“While epidural stimulators have shown some degree of success with limb paralysis in research elsewhere, this is the first such study at the VA, explained Dr. Ashraf Gorgey, chief of spinal cord injury research at the Richmond hospital. Gorgey said the study has several goals: to see how well an epidural stimulator made by Medtronic for pain management can work on spinal cord injuries and to demonstrate the promise of the technology, which can be implanted with minimum surgery. “With this study, we might get companies like Medtronic and Boston Scientific to start creating something more specific for spinal cord injuries,” he said. “We also want to show that you don’t need invasive surgery to use this device. We use just a needle under fluoroscopy, and through the needle, we thread the leads in. On the same day Josh had his surgery, he was down in this room working out on the mat.””
That immediate change following the implant bolstered confidence in his decision to enroll in the research, he added.

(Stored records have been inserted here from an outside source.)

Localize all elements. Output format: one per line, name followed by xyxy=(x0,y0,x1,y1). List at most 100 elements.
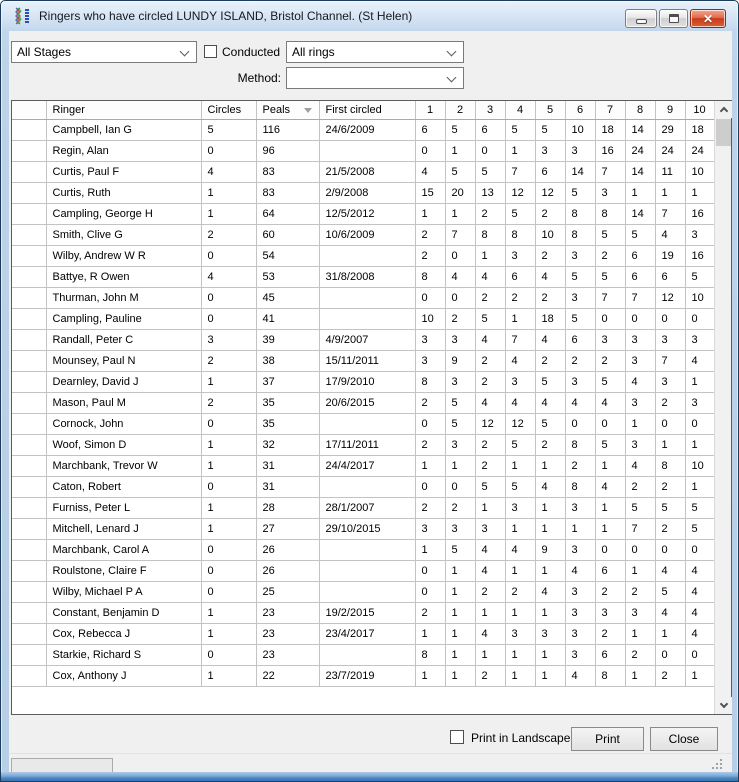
table-cell[interactable]: 16 xyxy=(595,140,626,162)
table-cell[interactable]: 1 xyxy=(415,665,446,687)
table-cell[interactable] xyxy=(319,140,416,162)
table-cell[interactable]: 3 xyxy=(445,371,476,393)
table-cell[interactable]: 1 xyxy=(505,518,536,540)
table-cell[interactable]: 5 xyxy=(505,203,536,225)
table-cell[interactable]: 3 xyxy=(565,581,596,603)
table-cell[interactable]: 1 xyxy=(475,644,506,666)
table-cell[interactable]: 5 xyxy=(475,308,506,330)
table-cell[interactable]: 2 xyxy=(655,665,686,687)
table-cell[interactable]: 3 xyxy=(445,329,476,351)
table-cell[interactable]: 0 xyxy=(655,308,686,330)
table-cell[interactable]: 38 xyxy=(256,350,320,372)
table-cell[interactable]: 5 xyxy=(595,266,626,288)
row-selector-cell[interactable] xyxy=(12,182,47,204)
table-cell[interactable]: Mitchell, Lenard J xyxy=(46,518,202,540)
table-cell[interactable]: 8 xyxy=(655,455,686,477)
table-cell[interactable]: 3 xyxy=(445,518,476,540)
column-header-6[interactable]: 6 xyxy=(565,101,596,120)
table-cell[interactable]: 14 xyxy=(625,161,656,183)
table-cell[interactable]: 2 xyxy=(595,245,626,267)
table-cell[interactable]: 8 xyxy=(505,224,536,246)
table-cell[interactable]: 5 xyxy=(475,476,506,498)
table-cell[interactable]: 1 xyxy=(685,182,715,204)
table-cell[interactable]: 0 xyxy=(415,413,446,435)
table-cell[interactable]: 8 xyxy=(565,203,596,225)
table-cell[interactable]: 4 xyxy=(655,224,686,246)
table-cell[interactable]: 1 xyxy=(445,140,476,162)
table-cell[interactable]: 8 xyxy=(595,203,626,225)
method-select[interactable] xyxy=(286,67,464,89)
row-selector-cell[interactable] xyxy=(12,539,47,561)
table-cell[interactable] xyxy=(319,560,416,582)
table-cell[interactable]: 12 xyxy=(475,413,506,435)
table-cell[interactable]: 0 xyxy=(655,644,686,666)
table-cell[interactable]: 4 xyxy=(415,161,446,183)
table-cell[interactable]: Roulstone, Claire F xyxy=(46,560,202,582)
column-header-3[interactable]: 3 xyxy=(475,101,506,120)
table-cell[interactable]: 3 xyxy=(595,329,626,351)
table-cell[interactable]: 4 xyxy=(475,392,506,414)
table-cell[interactable]: 9 xyxy=(445,350,476,372)
table-cell[interactable]: 10 xyxy=(565,119,596,141)
table-cell[interactable]: 3 xyxy=(655,371,686,393)
table-cell[interactable]: 4 xyxy=(565,392,596,414)
table-cell[interactable]: 0 xyxy=(415,476,446,498)
table-cell[interactable]: 14 xyxy=(625,203,656,225)
table-cell[interactable]: 5 xyxy=(595,434,626,456)
table-cell[interactable]: 0 xyxy=(201,245,257,267)
table-cell[interactable]: 1 xyxy=(505,140,536,162)
table-cell[interactable]: 4 xyxy=(475,560,506,582)
table-cell[interactable]: 4 xyxy=(535,266,566,288)
table-cell[interactable]: 1 xyxy=(685,665,715,687)
table-cell[interactable]: 3 xyxy=(685,392,715,414)
table-cell[interactable]: 15/11/2011 xyxy=(319,350,416,372)
row-selector-cell[interactable] xyxy=(12,665,47,687)
table-cell[interactable]: 2 xyxy=(475,287,506,309)
row-selector-cell[interactable] xyxy=(12,224,47,246)
table-cell[interactable]: 1 xyxy=(595,518,626,540)
table-cell[interactable]: 4 xyxy=(505,392,536,414)
table-cell[interactable]: 3 xyxy=(625,329,656,351)
table-cell[interactable]: 35 xyxy=(256,392,320,414)
table-cell[interactable]: 23/7/2019 xyxy=(319,665,416,687)
table-cell[interactable]: 1 xyxy=(505,560,536,582)
row-selector-cell[interactable] xyxy=(12,287,47,309)
conducted-checkbox[interactable] xyxy=(204,45,217,58)
table-cell[interactable]: 3 xyxy=(565,245,596,267)
table-cell[interactable]: Caton, Robert xyxy=(46,476,202,498)
table-cell[interactable]: 2 xyxy=(655,518,686,540)
table-cell[interactable]: 2 xyxy=(565,455,596,477)
table-cell[interactable]: 3 xyxy=(415,350,446,372)
table-cell[interactable]: 22 xyxy=(256,665,320,687)
scroll-down-button[interactable] xyxy=(715,697,732,714)
table-cell[interactable]: 3 xyxy=(415,518,446,540)
table-cell[interactable]: 3 xyxy=(565,623,596,645)
table-cell[interactable]: 25 xyxy=(256,581,320,603)
table-cell[interactable]: Marchbank, Carol A xyxy=(46,539,202,561)
table-cell[interactable]: 6 xyxy=(625,266,656,288)
table-cell[interactable]: 7 xyxy=(505,161,536,183)
row-selector-cell[interactable] xyxy=(12,476,47,498)
column-header-4[interactable]: 4 xyxy=(505,101,536,120)
table-cell[interactable]: 2 xyxy=(415,245,446,267)
table-cell[interactable]: 0 xyxy=(201,140,257,162)
table-cell[interactable]: 3 xyxy=(445,434,476,456)
table-cell[interactable]: Regin, Alan xyxy=(46,140,202,162)
table-cell[interactable]: 16 xyxy=(685,245,715,267)
table-cell[interactable]: 10 xyxy=(685,455,715,477)
table-cell[interactable]: 1 xyxy=(565,518,596,540)
table-cell[interactable]: 1 xyxy=(445,203,476,225)
row-selector-cell[interactable] xyxy=(12,434,47,456)
scroll-thumb[interactable] xyxy=(716,119,731,146)
row-selector-cell[interactable] xyxy=(12,455,47,477)
table-cell[interactable]: 6 xyxy=(415,119,446,141)
table-cell[interactable]: 26 xyxy=(256,560,320,582)
table-cell[interactable]: 45 xyxy=(256,287,320,309)
table-cell[interactable]: 6 xyxy=(565,329,596,351)
table-cell[interactable]: 17/9/2010 xyxy=(319,371,416,393)
table-cell[interactable]: 2 xyxy=(595,581,626,603)
table-cell[interactable]: Campling, George H xyxy=(46,203,202,225)
table-cell[interactable]: 7 xyxy=(655,350,686,372)
table-cell[interactable]: 2 xyxy=(475,434,506,456)
table-cell[interactable]: 7 xyxy=(625,287,656,309)
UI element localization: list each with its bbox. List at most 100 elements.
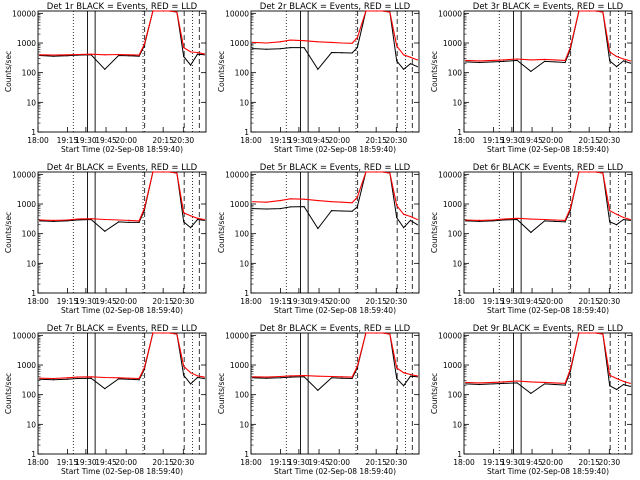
y-tick-label: 10000 xyxy=(12,9,36,18)
y-axis-label: Counts/sec xyxy=(430,51,439,92)
data-point-events xyxy=(128,378,130,380)
panel-title: Det 6r BLACK = Events, RED = LLD xyxy=(473,163,624,173)
y-axis-label: Counts/sec xyxy=(217,373,226,414)
x-tick-label: 20:15 xyxy=(152,136,174,145)
data-point-events xyxy=(183,374,185,376)
data-point-lld xyxy=(183,47,185,49)
data-point-lld xyxy=(279,375,281,378)
data-point-lld xyxy=(66,54,68,56)
y-tick-label: 100 xyxy=(448,69,463,78)
panel-title: Det 3r BLACK = Events, RED = LLD xyxy=(473,2,624,12)
y-axis-label: Counts/sec xyxy=(4,51,13,92)
data-point-lld xyxy=(516,380,518,382)
data-point-lld xyxy=(143,43,145,45)
x-tick-label: 19:30 xyxy=(288,136,310,145)
data-point-lld xyxy=(152,171,154,173)
data-point-lld xyxy=(622,216,625,219)
data-point-lld xyxy=(409,56,412,58)
data-point-lld xyxy=(564,382,566,384)
data-point-lld xyxy=(588,171,590,173)
data-point-lld xyxy=(588,332,590,334)
data-point-lld xyxy=(190,372,192,374)
data-point-lld xyxy=(128,54,130,56)
data-point-lld xyxy=(595,10,597,12)
data-point-lld xyxy=(203,53,205,55)
data-point-lld xyxy=(578,332,580,334)
data-point-lld xyxy=(409,215,412,218)
data-point-lld xyxy=(578,171,580,173)
y-tick-label: 10000 xyxy=(225,331,249,340)
data-point-lld xyxy=(265,376,267,378)
data-point-lld xyxy=(90,218,92,220)
data-point-lld xyxy=(465,59,467,61)
x-tick-label: 19:15 xyxy=(57,136,79,145)
x-tick-label: 20:00 xyxy=(328,458,350,467)
y-axis-label: Counts/sec xyxy=(4,373,13,414)
data-point-events xyxy=(196,376,199,379)
x-tick-label: 20:15 xyxy=(365,297,387,306)
x-tick-label: 18:00 xyxy=(27,458,49,467)
data-point-events xyxy=(502,60,505,62)
data-point-lld xyxy=(602,333,604,335)
y-axis-label: Counts/sec xyxy=(430,212,439,253)
y-axis-label: Counts/sec xyxy=(4,212,13,253)
panel-8: Det 8r BLACK = Events, RED = LLD 1 10 100 10… xyxy=(217,324,420,476)
data-point-lld xyxy=(351,42,353,44)
data-point-events xyxy=(409,375,412,377)
data-point-lld xyxy=(104,54,106,56)
y-tick-label: 10 xyxy=(452,420,462,429)
y-tick-label: 1000 xyxy=(17,200,36,209)
data-point-lld xyxy=(569,47,571,49)
data-point-lld xyxy=(554,382,556,384)
data-point-events xyxy=(396,377,398,380)
plot-frame xyxy=(250,10,420,133)
data-point-events xyxy=(303,376,305,378)
y-tick-label: 10000 xyxy=(438,331,462,340)
data-point-lld xyxy=(252,376,254,378)
panel-title: Det 5r BLACK = Events, RED = LLD xyxy=(260,163,411,173)
x-tick-label: 19:45 xyxy=(308,458,330,467)
data-point-events xyxy=(104,388,106,390)
y-tick-label: 10 xyxy=(239,98,249,107)
data-point-lld xyxy=(117,377,120,379)
y-tick-label: 1000 xyxy=(230,39,249,48)
y-tick-label: 10000 xyxy=(438,9,462,18)
data-point-lld xyxy=(588,10,590,12)
data-point-events xyxy=(403,385,405,387)
data-point-lld xyxy=(465,381,467,383)
data-point-lld xyxy=(530,381,532,383)
y-tick-label: 10000 xyxy=(225,170,249,179)
y-tick-label: 1 xyxy=(244,289,249,298)
y-axis-label: Counts/sec xyxy=(430,373,439,414)
data-point-lld xyxy=(152,332,154,334)
data-point-lld xyxy=(330,41,333,43)
x-tick-label: 19:30 xyxy=(75,297,97,306)
panel-title: Det 9r BLACK = Events, RED = LLD xyxy=(473,324,624,334)
data-point-events xyxy=(564,384,566,386)
data-point-lld xyxy=(554,59,556,61)
data-point-lld xyxy=(478,382,480,384)
series-line-lld xyxy=(252,332,418,378)
panel-3: Det 3r BLACK = Events, RED = LLD 1 10 100 10… xyxy=(430,2,633,154)
data-point-lld xyxy=(143,367,145,369)
plot-frame xyxy=(37,171,207,294)
data-point-lld xyxy=(265,42,267,44)
series-line-lld xyxy=(465,10,631,62)
data-point-events xyxy=(66,378,68,380)
x-tick-label: 19:15 xyxy=(483,297,505,306)
data-point-lld xyxy=(365,171,367,173)
data-point-lld xyxy=(622,380,625,383)
panel-title: Det 8r BLACK = Events, RED = LLD xyxy=(260,324,411,334)
data-point-events xyxy=(341,210,343,212)
data-point-lld xyxy=(543,381,546,383)
data-point-events xyxy=(609,60,611,62)
series-line-events xyxy=(39,10,205,71)
plot-frame xyxy=(37,332,207,455)
data-point-events xyxy=(465,383,467,385)
data-point-lld xyxy=(609,374,611,376)
data-point-lld xyxy=(52,377,55,380)
series-line-events xyxy=(465,332,631,395)
data-point-events xyxy=(478,61,480,64)
data-point-events xyxy=(279,48,281,50)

When he is not at the VA — he spends 90 minutes there three times a week — Burch works with his brother, Travis, also a former Marine, renovating and flipping houses in Portsmouth, and he plays on two wheelchair rugby teams. He credits the sport, once known as murderball, and his teammates on the Oscar Mike Militia, an all-veterans team, for his recovery to date.
“The first tournament I ever went to, I had my mom with me because I couldn’t really do anything. And my teammates were like, ‘You gonna bring your mommy to every tournament?’ I was like, ‘OK, I need to learn to be independent,’” Burch said.